It seems appropriate that during what is a religious holiday for some (for others a chance to eat so many eggs that physically they start to resemble one) to write about one of the religions in WoW. Some of you will have read my early scholarly post on the Cult of the Forgotten shadow – which can be found here if you missed it & think you might have joined the cult by mistake (hint: if you’re murdering people daily and cackling in your sleep there’s a good chance you have). Today I want to write about the Church of the Holy Light. I think it’s very important for us visitors to the world of Azeroth to understand the history, beliefs and practices of the religions we encounter – it is the only way to achieve the same true tolerance and understanding we see around us in the real world.
The first thing to note is that the word Holy was a late addition to the Church’s identity. It was initially called the Church of the Light and this was because of its very strict weight restrictions. Basically you had to be able to play a tune (a hymn preferably although some light rock and roll was allowed) on your ribs before you could join. However, as cooking skills improved and food became more plentiful so the light adherents became -well -less light. Happily one day one of the bishops had a vision (while eating some chicken skin as it happens) which told him they had been taking the word light too literally, that it was meant to mean a Holy (i.e. very special and sparkly) light and that meant it was ok to eat chocolate six times a day and finish off that chicken skin. There was much rejoicing.
The Church became known not just for its message of the light – the holy light I mean (go on- have a cake) but also hope. Members of the Church would frequently stand in village squares shouting things like, “Cheer up, might be sunny tomorrow” (bizarrely preached most often in Stranglethorn Vale during the drought that killed thousands), or to individuals passing by, “Look on the bright side, your wife’s so pig ugly at least you ‘ll never have to worry about her having an affair.” Their words brought comfort to millions.
In essence the philosophy of the Holy Light boils down to the Three Virtues — respect, tenacity and compassion.
Respect quite simply involves saluting anyone with an ilevel over 379. They are awesome, you are crap, so salute.
Tenacity can be shown by grinding rep with insignificant factions with annoying daily quests. This is why Seashell- still bombing eggs- is almost at sainthood level in regards to her tenacity (although this is undermined by the murderous rage she now feels every time she sees someone from the Shatari Skyguard).
Compassion involves undercutting others on the auction house to enable new players to buy stuff cheaply and to annoy the sellers who price too high (I mean teach them an important lesson about greed). It also helps shift large amounts of crap quickly which is no bad thing.
One of the earliest leaders of the church was Archbishop Alonsus Faol. It is important to know however that his last name was not actually Faol but Fool- Alonsus the Fool. This was because he could not work out how to play Tic Tac Toe and was continually beaten by his apprentice Uther. Eventually even Uther tired of trying to teach him how to draw a cross (he insisted on drawing spirals instead and calling them Mother) and instead formed a new order, the Knights of the Silver Hand (originally Silver and Gold – they were going to sell jewellery as a sideline ).
It was these Knights that led to success in the Third War.

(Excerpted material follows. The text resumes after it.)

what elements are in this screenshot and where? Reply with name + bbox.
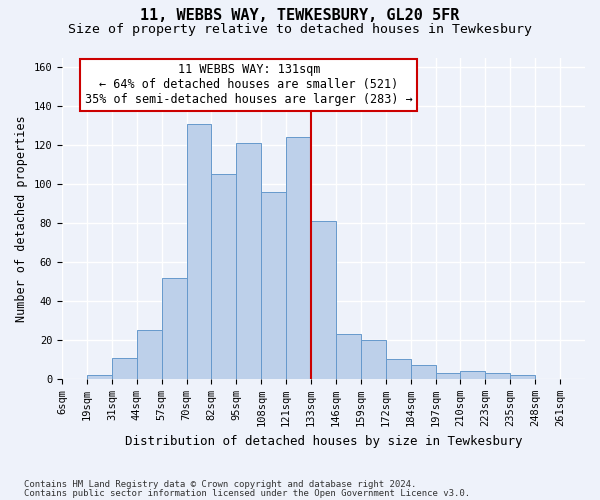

In fact the Third War was a good war for the Church (as opposed to the Second which was a tad boring and the First which was a frightful nuisance). But after the war division hit the church – there were those who thought it was time for a total revamp (curtains, carpets & an accent wall was suggested) & others who felt that there was wisdom to be found in the words of squirrels.

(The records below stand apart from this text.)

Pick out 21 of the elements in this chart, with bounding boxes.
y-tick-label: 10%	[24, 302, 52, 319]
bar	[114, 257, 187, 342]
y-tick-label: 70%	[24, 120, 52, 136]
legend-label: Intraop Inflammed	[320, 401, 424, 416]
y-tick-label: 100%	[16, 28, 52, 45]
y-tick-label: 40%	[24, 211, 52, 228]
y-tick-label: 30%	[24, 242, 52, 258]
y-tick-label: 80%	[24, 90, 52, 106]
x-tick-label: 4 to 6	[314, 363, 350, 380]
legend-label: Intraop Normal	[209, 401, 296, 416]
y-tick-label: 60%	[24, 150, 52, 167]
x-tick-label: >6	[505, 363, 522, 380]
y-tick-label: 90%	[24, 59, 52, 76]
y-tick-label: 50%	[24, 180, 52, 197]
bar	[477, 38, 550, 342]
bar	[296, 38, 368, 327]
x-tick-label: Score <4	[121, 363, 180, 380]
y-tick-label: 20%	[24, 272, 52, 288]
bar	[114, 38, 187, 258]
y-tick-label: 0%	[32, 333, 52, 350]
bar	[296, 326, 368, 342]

Guidance was looked for in the texts but most of these were lost or too ridiculous for words (they suggested things like morality and good behaviour – the knights used to read them out in funny voices to each other to make each other laugh). Eventually each group decided to write their own. They used these texts as a way to dismiss the beliefs of the others. We see this in several harsh statements that are found in these texts such as, “Red curtains hide a jealous mind and probably an unwashed floor if I’m not mistaken” and “If a squirrel shows you his nuts do not /love him as this sends him entirely the wrong message.” Of course Azerothians today take these verses literally with many spitting on houses with so much as a hint of pink in the curtain (god help those whose colours run in the wash) and others ostracised if seen out drinking with a squirrel (as so many are wont to do).

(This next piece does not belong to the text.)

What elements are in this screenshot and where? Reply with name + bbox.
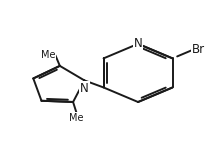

The one thing that united – and still unites – the Church however were two key beliefs – that the Scourge are evil and that certain stains can only be removed with a scouring cloth. Because of this it is customary on one day of the year for different factions of the Church to greet each other by doing a robust scouring action in the air (try it- good for the shoulder as well as the spirit) to indicate that beyond the divisions they are all still fighting the same thing- grease, grime and the undead (and if they can kill a greasy, grimy undead at the same time they earn maximum holy kudos points)
So that’s it – a brief guide to the Church of the Holy Light. They’re always looking for newcomers of course. If you’re interested pop along to your local store, buy a scouring pad and a “I hate the Scourge” t-shirt and you’re away to go. You’ll need to choose between soft furnishings and squirrels of course – but to me there’s no choice – there’s not much about the world a squirrel doesn’t know and don’t let the racoons tell you any different.